We have also written code that computes Cardinal B splines of order two through six, see Equation 8. Figure 2 demonstrates that the Cardinal B splines our code generates are symmetric about their center, as stated in [9]. We also checked, using Matlab, that they obey the sum property they are supposed to, namely, the sum of all integer values of the spline function is one. To confirm that our function calculated the spline properly, we made use of a number of mathematical properties of the spline function, as given in [9]. The most important ones are symmetry, limited range where the function is nonzero, and the fact that the sum of the function evaluated for all integers is one. The first two properties are readily evident from 2, made in Matlab.

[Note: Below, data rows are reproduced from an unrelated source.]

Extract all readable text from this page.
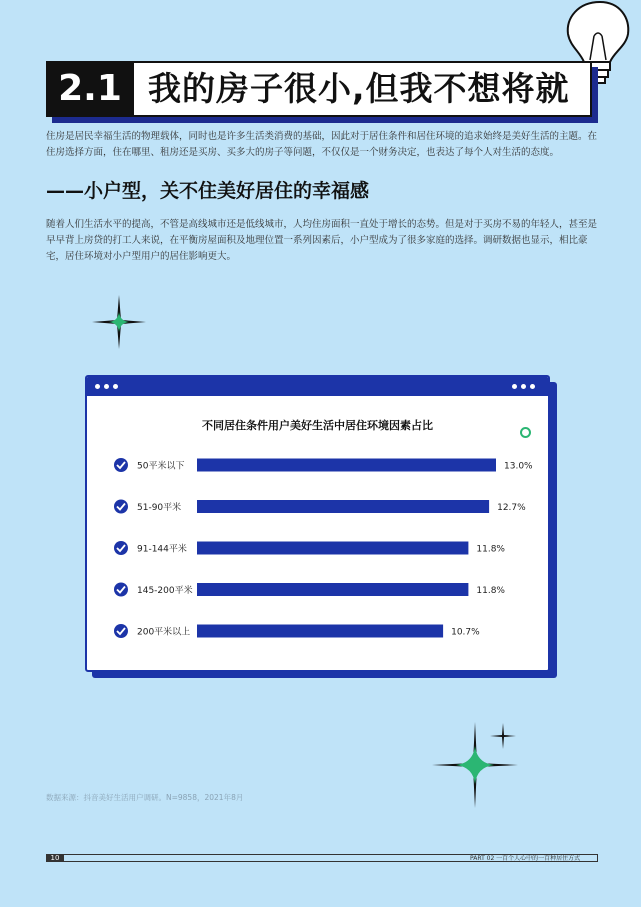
2.1 我的房子很小,但我不想将就
住房是居民幸福生活的物理载体，同时也是许多生活类消费的基础，因此对于居住条件和居住环境的追求始终是美好生活的主题。在住房选择方面，住在哪里、租房还是买房、买多大的房子等问题，不仅仅是一个财务决定，也表达了每个人对生活的态度。
——小户型，关不住美好居住的幸福感
随着人们生活水平的提高，不管是高线城市还是低线城市，人均住房面积一直处于增长的态势。但是对于买房不易的年轻人，甚至是早早背上房贷的打工人来说，在平衡房屋面积及地理位置一系列因素后，小户型成为了很多家庭的选择。调研数据也显示，相比豪宅，居住环境对小户型用户的居住影响更大。
不同居住条件用户美好生活中居住环境因素占比
50平米以下	13.0%
51-90平米	12.7%
91-144平米	11.8%
145-200平米	11.8%
200平米以上	10.7%
数据来源：抖音美好生活用户调研。N=9858，2021年8月
10	PART 02 一百个人心中的一百种居住方式
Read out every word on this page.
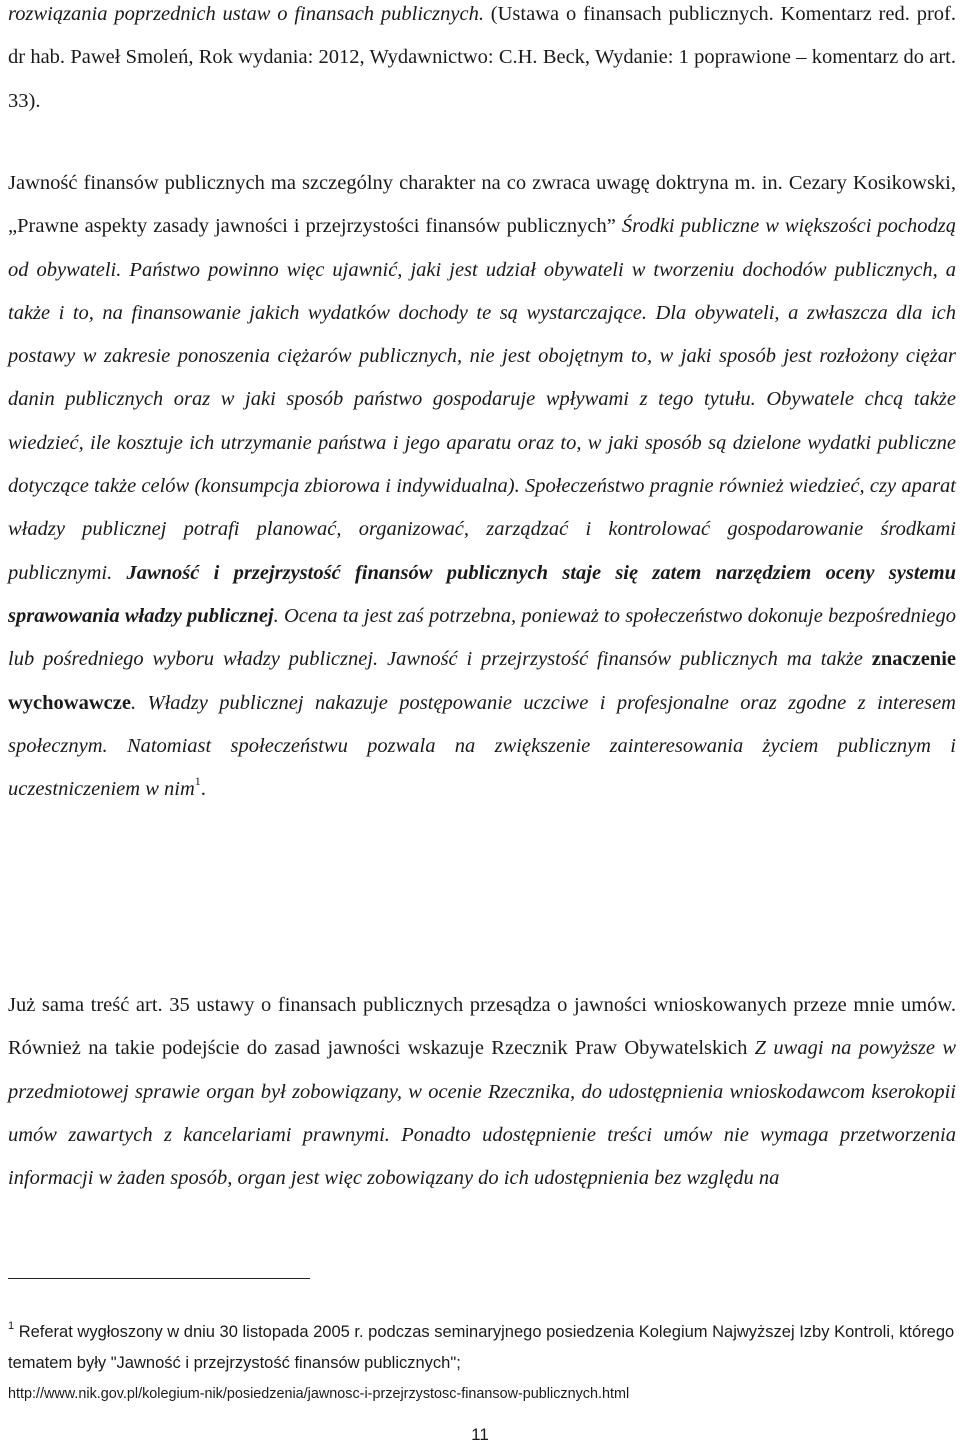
rozwiązania poprzednich ustaw o finansach publicznych. (Ustawa o finansach publicznych. Komentarz red. prof. dr hab. Paweł Smoleń, Rok wydania: 2012, Wydawnictwo: C.H. Beck, Wydanie: 1 poprawione – komentarz do art. 33).

Jawność finansów publicznych ma szczególny charakter na co zwraca uwagę doktryna m. in. Cezary Kosikowski, „Prawne aspekty zasady jawności i przejrzystości finansów publicznych” Środki publiczne w większości pochodzą od obywateli. Państwo powinno więc ujawnić, jaki jest udział obywateli w tworzeniu dochodów publicznych, a także i to, na finansowanie jakich wydatków dochody te są wystarczające. Dla obywateli, a zwłaszcza dla ich postawy w zakresie ponoszenia ciężarów publicznych, nie jest obojętnym to, w jaki sposób jest rozłożony ciężar danin publicznych oraz w jaki sposób państwo gospodaruje wpływami z tego tytułu. Obywatele chcą także wiedzieć, ile kosztuje ich utrzymanie państwa i jego aparatu oraz to, w jaki sposób są dzielone wydatki publiczne dotyczące także celów (konsumpcja zbiorowa i indywidualna). Społeczeństwo pragnie również wiedzieć, czy aparat władzy publicznej potrafi planować, organizować, zarządzać i kontrolować gospodarowanie środkami publicznymi. Jawność i przejrzystość finansów publicznych staje się zatem narzędziem oceny systemu sprawowania władzy publicznej. Ocena ta jest zaś potrzebna, ponieważ to społeczeństwo dokonuje bezpośredniego lub pośredniego wyboru władzy publicznej. Jawność i przejrzystość finansów publicznych ma także znaczenie wychowawcze. Władzy publicznej nakazuje postępowanie uczciwe i profesjonalne oraz zgodne z interesem społecznym. Natomiast społeczeństwu pozwala na zwiększenie zainteresowania życiem publicznym i uczestniczeniem w nim$^1$.

Już sama treść art. 35 ustawy o finansach publicznych przesądza o jawności wnioskowanych przeze mnie umów. Również na takie podejście do zasad jawności wskazuje Rzecznik Praw Obywatelskich Z uwagi na powyższe w przedmiotowej sprawie organ był zobowiązany, w ocenie Rzecznika, do udostępnienia wnioskodawcom kserokopii umów zawartych z kancelariami prawnymi. Ponadto udostępnienie treści umów nie wymaga przetworzenia informacji w żaden sposób, organ jest więc zobowiązany do ich udostępnienia bez względu na

$^1$ Referat wygłoszony w dniu 30 listopada 2005 r. podczas seminaryjnego posiedzenia Kolegium Najwyższej Izby Kontroli, którego tematem były "Jawność i przejrzystość finansów publicznych";
http://www.nik.gov.pl/kolegium-nik/posiedzenia/jawnosc-i-przejrzystosc-finansow-publicznych.html

11
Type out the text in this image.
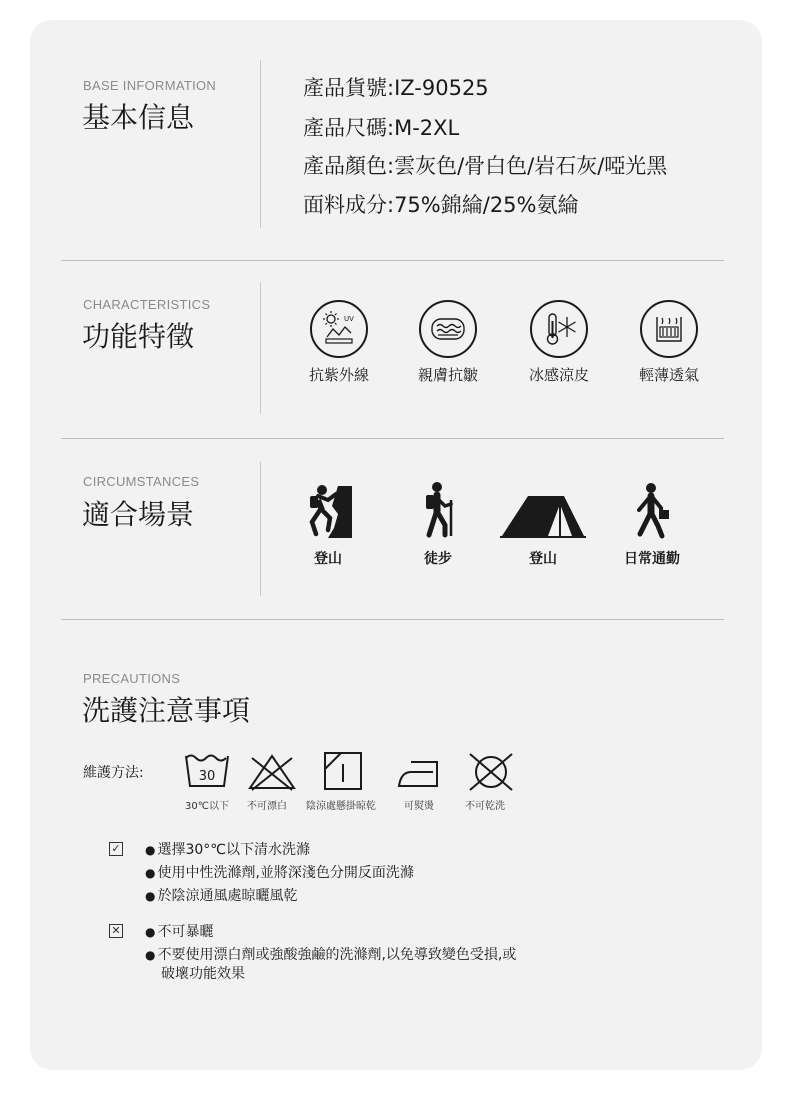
BASE INFORMATION
基本信息
產品貨號:IZ-90525
產品尺碼:M-2XL
產品顏色:雲灰色/骨白色/岩石灰/啞光黑
面料成分:75%錦綸/25%氨綸
CHARACTERISTICS
功能特徵
UV
抗紫外線	親膚抗皺	冰感涼皮	輕薄透氣
CIRCUMSTANCES
適合場景
登山	徒步	登山	日常通勤
PRECAUTIONS
洗護注意事項
維護方法:	30
30℃以下 不可漂白 陰涼處懸掛晾乾	可熨燙	不可乾洗
✓ ● 選擇30°℃以下清水洗滌
● 使用中性洗滌劑,並將深淺色分開反面洗滌
● 於陰涼通風處晾曬風乾
✕ ● 不可暴曬
● 不要使用漂白劑或強酸強鹼的洗滌劑,以免導致變色受損,或
破壞功能效果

Figure 2: Cardinal B-Splines for order 2 through 6

We originally created this graph as a debugging tool. The spline function was not giving correct results, so this graph allowed us to see exactly where the function was incorrect. The varying asymmetries in the graphs of the different order functions pointed us directly to where the errors were in the code. Higher order splines have nonzero values for a larger domain, allowing them to use more values in interpolation, though obviously at the cost of more computational time. We confirmed the sum property using output from our code and numerical tools in matlab. This property is important because we multiply the Cardinal B-Spline value by the charge of a particle and then make use of its values at integer valued mesh points. This sum property ensures that the charge field will not have its magnitude distorted by interpolation.